I reviewed Mike Duran's first novel, The Resurrection, and you can see here how I felt about it. One thing I didn't say in that review is that it wasn't entirely what I expected from Mike. Yes it was dark, and creepy (Mr. Cellophane....*shiver*) and definitely a supernatural thriller, but I expected the style of writing to be a little different. I don't know how to explain it. The Resurrection read like something written by Frank Peretti or Dean Koontz. Scary, but, um, normal?
Winterland is more like what I expected from him. Surreal. Mike describes it as "The Wizard of Oz meets Dante's Inferno." It also made me think a little bit of Alice in Wonderland with Stephen King a la Duma Key hiding in the corner.
I know, you are shaking your head right now, aren't you?
OK, let's start with a summary.
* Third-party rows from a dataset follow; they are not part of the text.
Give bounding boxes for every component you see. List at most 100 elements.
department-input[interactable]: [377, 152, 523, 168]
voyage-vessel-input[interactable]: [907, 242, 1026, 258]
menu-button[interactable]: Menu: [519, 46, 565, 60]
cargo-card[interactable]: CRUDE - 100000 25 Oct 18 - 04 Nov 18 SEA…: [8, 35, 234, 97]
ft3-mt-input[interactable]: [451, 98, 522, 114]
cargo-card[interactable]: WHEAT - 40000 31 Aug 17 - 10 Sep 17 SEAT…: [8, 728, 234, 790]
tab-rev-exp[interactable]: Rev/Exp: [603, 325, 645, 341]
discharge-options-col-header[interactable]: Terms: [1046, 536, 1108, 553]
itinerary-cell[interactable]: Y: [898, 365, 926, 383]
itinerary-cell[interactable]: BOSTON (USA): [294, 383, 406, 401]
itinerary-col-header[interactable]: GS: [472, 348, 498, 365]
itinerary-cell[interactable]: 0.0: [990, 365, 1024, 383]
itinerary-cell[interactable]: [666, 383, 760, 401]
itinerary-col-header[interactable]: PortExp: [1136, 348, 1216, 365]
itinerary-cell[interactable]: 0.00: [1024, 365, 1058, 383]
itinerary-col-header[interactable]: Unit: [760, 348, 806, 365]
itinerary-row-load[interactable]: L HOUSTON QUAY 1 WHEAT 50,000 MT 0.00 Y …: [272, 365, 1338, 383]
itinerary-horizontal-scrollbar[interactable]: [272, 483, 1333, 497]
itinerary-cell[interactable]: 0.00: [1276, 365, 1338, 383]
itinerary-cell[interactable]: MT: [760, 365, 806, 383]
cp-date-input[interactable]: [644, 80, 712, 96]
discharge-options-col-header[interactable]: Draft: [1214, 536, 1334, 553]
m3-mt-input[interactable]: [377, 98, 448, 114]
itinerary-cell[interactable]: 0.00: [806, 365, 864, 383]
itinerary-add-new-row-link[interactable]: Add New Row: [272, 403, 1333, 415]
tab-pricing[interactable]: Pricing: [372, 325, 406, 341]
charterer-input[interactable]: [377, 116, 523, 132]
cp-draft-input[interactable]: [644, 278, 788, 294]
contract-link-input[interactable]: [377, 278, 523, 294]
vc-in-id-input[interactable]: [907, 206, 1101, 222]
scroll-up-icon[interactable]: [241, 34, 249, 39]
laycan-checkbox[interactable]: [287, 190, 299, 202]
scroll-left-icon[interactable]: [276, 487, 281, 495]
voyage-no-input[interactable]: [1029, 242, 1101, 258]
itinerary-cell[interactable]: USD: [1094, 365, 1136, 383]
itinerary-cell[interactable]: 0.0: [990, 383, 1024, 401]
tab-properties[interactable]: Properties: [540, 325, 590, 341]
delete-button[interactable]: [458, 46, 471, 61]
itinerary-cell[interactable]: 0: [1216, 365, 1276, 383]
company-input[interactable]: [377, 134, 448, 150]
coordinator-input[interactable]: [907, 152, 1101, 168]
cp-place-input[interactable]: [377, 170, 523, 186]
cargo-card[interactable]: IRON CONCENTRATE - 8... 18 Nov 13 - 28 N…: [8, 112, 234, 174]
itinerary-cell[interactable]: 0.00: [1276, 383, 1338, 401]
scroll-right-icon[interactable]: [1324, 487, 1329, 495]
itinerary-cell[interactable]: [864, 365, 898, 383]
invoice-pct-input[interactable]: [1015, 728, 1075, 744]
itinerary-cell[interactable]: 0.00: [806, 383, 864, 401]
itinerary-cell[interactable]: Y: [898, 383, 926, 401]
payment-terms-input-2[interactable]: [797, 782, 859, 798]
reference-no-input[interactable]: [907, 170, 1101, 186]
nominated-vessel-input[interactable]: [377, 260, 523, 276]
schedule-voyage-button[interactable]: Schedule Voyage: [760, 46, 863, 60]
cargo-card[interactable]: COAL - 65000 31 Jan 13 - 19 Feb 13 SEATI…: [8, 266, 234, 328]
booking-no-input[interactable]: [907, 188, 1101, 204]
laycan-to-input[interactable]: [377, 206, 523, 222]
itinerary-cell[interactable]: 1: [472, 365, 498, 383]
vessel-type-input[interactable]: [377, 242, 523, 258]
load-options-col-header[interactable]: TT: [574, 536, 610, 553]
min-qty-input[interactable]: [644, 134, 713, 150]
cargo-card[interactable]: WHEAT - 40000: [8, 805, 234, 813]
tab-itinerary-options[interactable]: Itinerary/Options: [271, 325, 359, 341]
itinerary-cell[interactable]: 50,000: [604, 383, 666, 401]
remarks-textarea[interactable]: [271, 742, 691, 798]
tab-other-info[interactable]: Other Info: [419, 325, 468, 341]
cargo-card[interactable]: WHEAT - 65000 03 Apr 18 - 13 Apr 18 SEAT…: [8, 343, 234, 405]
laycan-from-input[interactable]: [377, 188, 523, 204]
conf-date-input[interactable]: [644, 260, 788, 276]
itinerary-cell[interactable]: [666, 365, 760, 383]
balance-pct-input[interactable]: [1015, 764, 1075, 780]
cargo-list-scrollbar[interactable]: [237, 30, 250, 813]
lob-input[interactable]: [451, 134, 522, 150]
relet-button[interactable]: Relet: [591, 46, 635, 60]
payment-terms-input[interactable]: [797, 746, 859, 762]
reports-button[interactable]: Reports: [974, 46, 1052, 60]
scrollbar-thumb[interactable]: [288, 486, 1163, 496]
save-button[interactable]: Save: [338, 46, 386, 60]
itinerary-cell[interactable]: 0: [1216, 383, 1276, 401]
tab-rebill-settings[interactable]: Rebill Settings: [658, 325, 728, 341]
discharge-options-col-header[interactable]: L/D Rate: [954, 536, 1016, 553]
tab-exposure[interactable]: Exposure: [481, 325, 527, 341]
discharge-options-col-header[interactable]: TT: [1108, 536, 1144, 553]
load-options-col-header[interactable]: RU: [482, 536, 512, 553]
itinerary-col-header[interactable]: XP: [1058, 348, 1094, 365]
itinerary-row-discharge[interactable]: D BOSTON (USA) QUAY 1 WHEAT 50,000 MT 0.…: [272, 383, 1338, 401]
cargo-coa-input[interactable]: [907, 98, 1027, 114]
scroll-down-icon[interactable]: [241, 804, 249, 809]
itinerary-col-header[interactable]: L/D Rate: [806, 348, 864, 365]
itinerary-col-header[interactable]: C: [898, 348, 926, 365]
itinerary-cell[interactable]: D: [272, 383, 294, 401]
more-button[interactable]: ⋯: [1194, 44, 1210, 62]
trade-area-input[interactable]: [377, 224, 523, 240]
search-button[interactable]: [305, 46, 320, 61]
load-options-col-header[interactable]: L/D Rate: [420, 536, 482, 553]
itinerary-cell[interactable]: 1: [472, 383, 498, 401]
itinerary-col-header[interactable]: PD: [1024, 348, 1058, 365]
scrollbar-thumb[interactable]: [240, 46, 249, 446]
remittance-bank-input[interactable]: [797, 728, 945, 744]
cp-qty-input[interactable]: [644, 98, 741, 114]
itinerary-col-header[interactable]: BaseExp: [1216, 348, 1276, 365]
I'm taking this right off Mike's site:
Summoned into her dying mother’s coma, recovering addict Eunice Ames must traverse a surreal, apocalyptic dreamscape in search of three generational spirits who have imprisoned her mother’s soul.
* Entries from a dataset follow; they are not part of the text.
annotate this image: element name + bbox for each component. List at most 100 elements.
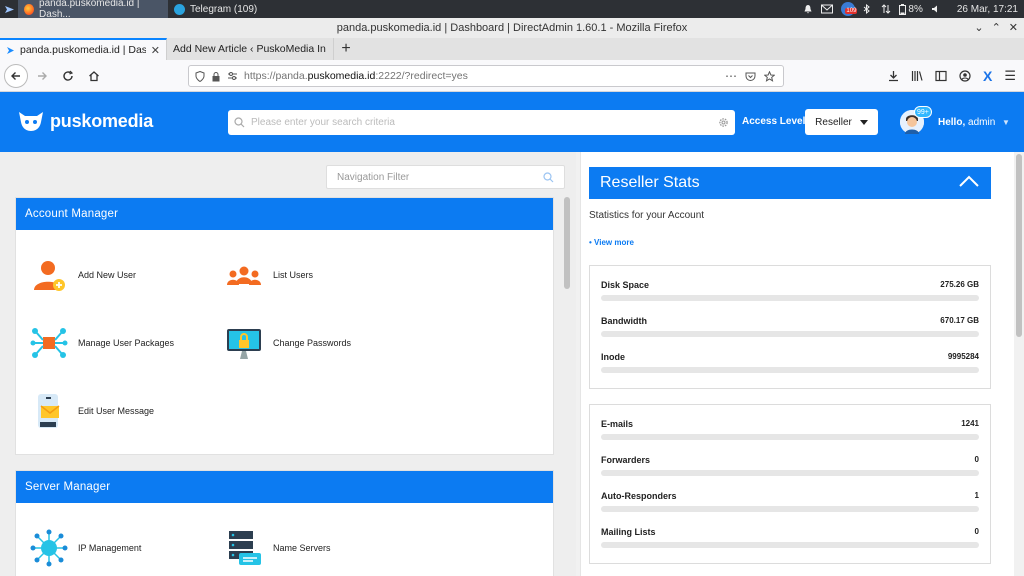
- manage-user-packages-link[interactable]: Manage User Packages: [30, 324, 174, 362]
- bluetooth-icon[interactable]: [863, 3, 873, 15]
- forward-button[interactable]: [30, 64, 54, 88]
- window-titlebar: panda.puskomedia.id | Dashboard | Direct…: [0, 18, 1024, 38]
- user-greeting[interactable]: Hello, admin ▼: [938, 117, 1010, 128]
- caret-down-icon: [859, 119, 868, 125]
- sidebar-toggle-icon[interactable]: [935, 70, 947, 82]
- bell-icon[interactable]: [803, 4, 813, 14]
- home-icon: [89, 70, 99, 81]
- greeting-username: admin: [968, 117, 996, 128]
- page-actions-icon[interactable]: ⋯: [725, 69, 737, 83]
- tab-label: Add New Article ‹ PuskoMedia In: [173, 43, 326, 55]
- download-icon[interactable]: [888, 70, 899, 82]
- extension-x-icon[interactable]: X: [983, 68, 992, 84]
- navigation-filter[interactable]: [326, 165, 565, 189]
- stat-label: Auto-Responders: [601, 491, 677, 501]
- item-label: Change Passwords: [273, 338, 352, 348]
- directadmin-favicon-icon: [7, 46, 14, 54]
- url-text[interactable]: https://panda.puskomedia.id:2222/?redire…: [244, 70, 468, 82]
- taskbar-item-label: Telegram (109): [190, 3, 258, 15]
- battery-indicator[interactable]: 8%: [899, 3, 923, 15]
- packages-icon: [30, 324, 68, 362]
- browser-tab-bar: panda.puskomedia.id | Dash ✕ Add New Art…: [0, 38, 1024, 60]
- shield-icon[interactable]: [195, 70, 205, 82]
- os-taskbar: panda.puskomedia.id | Dash... Telegram (…: [0, 0, 1024, 20]
- puskomedia-logo-icon: [19, 112, 43, 131]
- telegram-icon: [174, 3, 185, 15]
- bookmark-star-icon[interactable]: [764, 70, 775, 82]
- access-level-value: Reseller: [815, 116, 852, 128]
- view-more-link[interactable]: • View more: [589, 238, 634, 247]
- navigation-scrollbar[interactable]: [563, 197, 571, 576]
- stat-value: 9995284: [947, 352, 979, 361]
- account-manager-header[interactable]: Account Manager: [16, 198, 553, 230]
- system-clock[interactable]: 26 Mar, 17:21: [957, 4, 1018, 15]
- account-icon[interactable]: [959, 70, 971, 82]
- scrollbar-thumb[interactable]: [1016, 154, 1022, 337]
- stat-label: Bandwidth: [601, 316, 647, 326]
- brand-logo[interactable]: puskomedia: [16, 110, 153, 132]
- email-usage-card: E-mails 1241 Forwarders 0 Auto-Responders 1…: [589, 404, 991, 564]
- search-icon: [234, 117, 245, 128]
- notifications-badge[interactable]: 99+: [914, 106, 932, 118]
- close-tab-icon[interactable]: ✕: [151, 44, 160, 57]
- usage-bar: [601, 542, 979, 548]
- menu-hamburger-icon[interactable]: ☰: [1004, 68, 1016, 84]
- close-window-icon[interactable]: ✕: [1009, 21, 1018, 34]
- firefox-icon: [24, 3, 35, 15]
- item-label: IP Management: [78, 543, 142, 553]
- speaker-icon[interactable]: [931, 4, 941, 14]
- global-search[interactable]: [228, 110, 735, 135]
- maximize-icon[interactable]: ⌃: [992, 21, 1001, 34]
- dashboard-content: Account Manager Add New User List Users …: [0, 152, 1024, 576]
- access-level-label: Access Level: [742, 116, 806, 127]
- window-title: panda.puskomedia.id | Dashboard | Direct…: [336, 22, 688, 34]
- navigation-filter-input[interactable]: [337, 171, 543, 183]
- pocket-icon[interactable]: [745, 71, 756, 82]
- reload-icon: [63, 70, 74, 81]
- app-menu-icon[interactable]: [0, 0, 18, 18]
- users-group-icon: [225, 256, 263, 294]
- server-manager-header[interactable]: Server Manager: [16, 471, 553, 503]
- section-title: Account Manager: [25, 208, 119, 220]
- minimize-icon[interactable]: ⌄: [974, 21, 983, 34]
- name-servers-link[interactable]: Name Servers: [225, 529, 331, 567]
- home-button[interactable]: [82, 64, 106, 88]
- resource-usage-card: Disk Space 275.26 GB Bandwidth 670.17 GB I…: [589, 265, 991, 389]
- notification-counter-icon[interactable]: 109: [841, 2, 858, 16]
- battery-level: 8%: [908, 3, 923, 15]
- add-new-user-link[interactable]: Add New User: [30, 256, 136, 294]
- list-users-link[interactable]: List Users: [225, 256, 313, 294]
- ip-management-link[interactable]: IP Management: [30, 529, 141, 567]
- change-passwords-link[interactable]: Change Passwords: [225, 324, 351, 362]
- reseller-stats-header[interactable]: Reseller Stats: [589, 167, 991, 199]
- app-header: puskomedia Access Level Reseller 99+: [0, 92, 1024, 152]
- edit-user-message-link[interactable]: Edit User Message: [30, 392, 154, 430]
- url-bar[interactable]: https://panda.puskomedia.id:2222/?redire…: [188, 65, 784, 87]
- brand-name: puskomedia: [50, 110, 154, 131]
- item-label: List Users: [273, 270, 314, 280]
- access-level-select[interactable]: Reseller: [805, 109, 878, 135]
- server-icon: [225, 529, 263, 567]
- mail-icon[interactable]: [821, 4, 834, 14]
- lock-icon[interactable]: [211, 71, 221, 82]
- arrow-right-icon: [38, 71, 47, 80]
- page-scrollbar[interactable]: [1014, 152, 1024, 576]
- permissions-icon[interactable]: [227, 71, 238, 81]
- arrow-left-icon: [11, 71, 20, 80]
- usage-bar: [601, 367, 979, 373]
- reseller-stats-title: Reseller Stats: [600, 174, 700, 191]
- library-icon[interactable]: [911, 70, 923, 82]
- item-label: Edit User Message: [78, 406, 155, 416]
- search-input[interactable]: [251, 117, 712, 128]
- reload-button[interactable]: [56, 64, 80, 88]
- taskbar-item-firefox[interactable]: panda.puskomedia.id | Dash...: [18, 0, 168, 20]
- network-arrows-icon[interactable]: [881, 4, 891, 14]
- settings-gear-icon[interactable]: [718, 117, 729, 128]
- back-button[interactable]: [4, 63, 28, 88]
- browser-tab-dashboard[interactable]: panda.puskomedia.id | Dash ✕: [0, 38, 167, 60]
- scrollbar-thumb[interactable]: [564, 197, 570, 289]
- taskbar-item-telegram[interactable]: Telegram (109): [168, 0, 263, 18]
- new-tab-button[interactable]: +: [334, 38, 358, 60]
- collapse-chevron-up-icon[interactable]: [959, 174, 979, 188]
- browser-tab-add-article[interactable]: Add New Article ‹ PuskoMedia In: [167, 38, 334, 60]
Together with Joseph, a crippled drifter who serves as her guide, Eunice treks an abandoned highway strewn with debris from her mother’s “emotional” wars.
(The rest of his synopsis, which goes into much more detail, can be found here.)
My take on it? The characterization was very strong. I got a real sense of Eunice and what she'd been through, even without having "met" her mother in the story. The other characters that accompany Eunice on her journey were vivid. I agree with reviewer Tim George that Mordant was annoying, but I believe that was Mike's intent. I mean--how do you get across that someone annoys another character to that degree without making that someone annoying to the reader?
The descriptive language was fantastic. I could see every contour of the landscape, but Mike didn't go overboard with detail. The words he chose were just right, many of them poetic, dark, and lovely. I think this was my favorite element of the book.
Although there were a couple of small moments where I wish the corner-hiding Stephen King would have stepped out a little more. One spot in particular where I thought, "Mr. King would have my skin crawling here, and Mike should have." But it was isolated. For the most part he really got the feel of each scene and each character to a satisfying level.
And finally, the surreal nature of the story totally appealed to me. I'm not sure where I got the idea that this is what Mike's writing is like. I mean, before The Resurrection I'd read all of one short story by him. It probably fell somewhere between these two in feel, but I guess I assumed a novel by Mike would be even more outlandish.
All in all, a very good read. Thinky and surreal.